MassGIS Data - Bicycle Trails:
The Bicycle trail map was created in 1997 and was updated in 2002. The data shows trails that allow bicycles, but not necessarily exclusively bicycles. Additionally, the data set does not show bicycle lanes that have been added to streets, which would be the most useful data for this project. As a cyclist in the neighborhood, I know that there are extensive networks of bike lanes in Jamaica Plain that should be included in this map. As it stands, this data set is not very useful to our project because it is so sparsely populated with bicycle infrastructure. The bike routes do look accurate. For our scale, the data should be reliable.
MassGIS Data - MBTA Bus Routes and Stops:
This data is based on the MBTA bus routes as of May 2007, which represents a significant problem. The MBTA has changed its service in Jamaica Plain in response to budget cuts, so many of the displayed routes are no longer in service. The metadata does not specify a scale at which the data is represented. The data does cover the area in question, and looks complete for the May 2007 bus routes as far as I can tell by using my memory. Because the data is outdated, we could not use this data set to get an accurate idea of current bus routes in the neighborhood. If this layer were more up to date, the attribute table would be quite helpful to understand which routes we are looking at, which could help figure out which routes might be running during school open/closing hours.
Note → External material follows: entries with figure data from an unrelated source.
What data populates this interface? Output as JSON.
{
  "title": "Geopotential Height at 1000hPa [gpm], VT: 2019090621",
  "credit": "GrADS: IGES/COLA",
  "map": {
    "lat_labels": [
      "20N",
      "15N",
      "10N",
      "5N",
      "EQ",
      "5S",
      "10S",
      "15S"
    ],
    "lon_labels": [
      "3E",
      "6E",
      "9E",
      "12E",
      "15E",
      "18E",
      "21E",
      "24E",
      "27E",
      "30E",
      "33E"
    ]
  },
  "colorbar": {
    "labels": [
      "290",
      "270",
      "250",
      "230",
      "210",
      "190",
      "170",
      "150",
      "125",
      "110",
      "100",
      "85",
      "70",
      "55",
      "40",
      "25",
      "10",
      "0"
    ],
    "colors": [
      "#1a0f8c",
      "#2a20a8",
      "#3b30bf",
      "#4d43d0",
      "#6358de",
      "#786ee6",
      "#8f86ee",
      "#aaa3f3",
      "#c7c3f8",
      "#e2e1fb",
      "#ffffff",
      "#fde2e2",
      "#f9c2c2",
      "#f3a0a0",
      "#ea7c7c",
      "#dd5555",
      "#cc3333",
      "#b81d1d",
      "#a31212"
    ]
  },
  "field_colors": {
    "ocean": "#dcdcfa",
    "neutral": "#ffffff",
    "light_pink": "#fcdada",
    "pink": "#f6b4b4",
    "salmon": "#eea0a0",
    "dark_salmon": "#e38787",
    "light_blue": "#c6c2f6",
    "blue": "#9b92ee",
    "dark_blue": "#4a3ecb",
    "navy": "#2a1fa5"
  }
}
MassGIS Data – Protected and Recreational OpenSpace:
The attribute table for this layer is informative and shows us useful information for our purposes, such as who manages the open space and what special features might exist on the parks. The OpenSpace poly underwent major revisions in January of 2005. The website shows September 2013 on the map’s MetaData, but does not specify what happened in September of 2013. Although this may be a relatively outdated poly, open space tends to be fairly stable. However, I would want to do a walk through of Jamaica Plain to ensure that the map is accurate before using it for our project. If we could use the OpenSpace poly to emphasize routes with ample green space, we could create a really nice network of bike infrastructure for children to use to get to school. Each section of the OpenSpace Poly is done locally, so there is no information on a standard scale to understand the positional accuracy with clarity.
MassGIS Data – Schools (PK – High School):
This layer was updated based on information from February of 2012, so it should be updated enough for our purposes. The data set was created using address-matching and manually refined using the imagery to create an accurate map. The placement of the points would be more useful if it were at the entryways, but for the most part each point is on the building, which is helpful for our purposes. The information contained in the attribute table is thorough, including addresses, grades, phone numbers, fax numbers, and names of principals. The data set covers all of Jamaica Plain, and from the meta data’s description it does seem to be accurate information.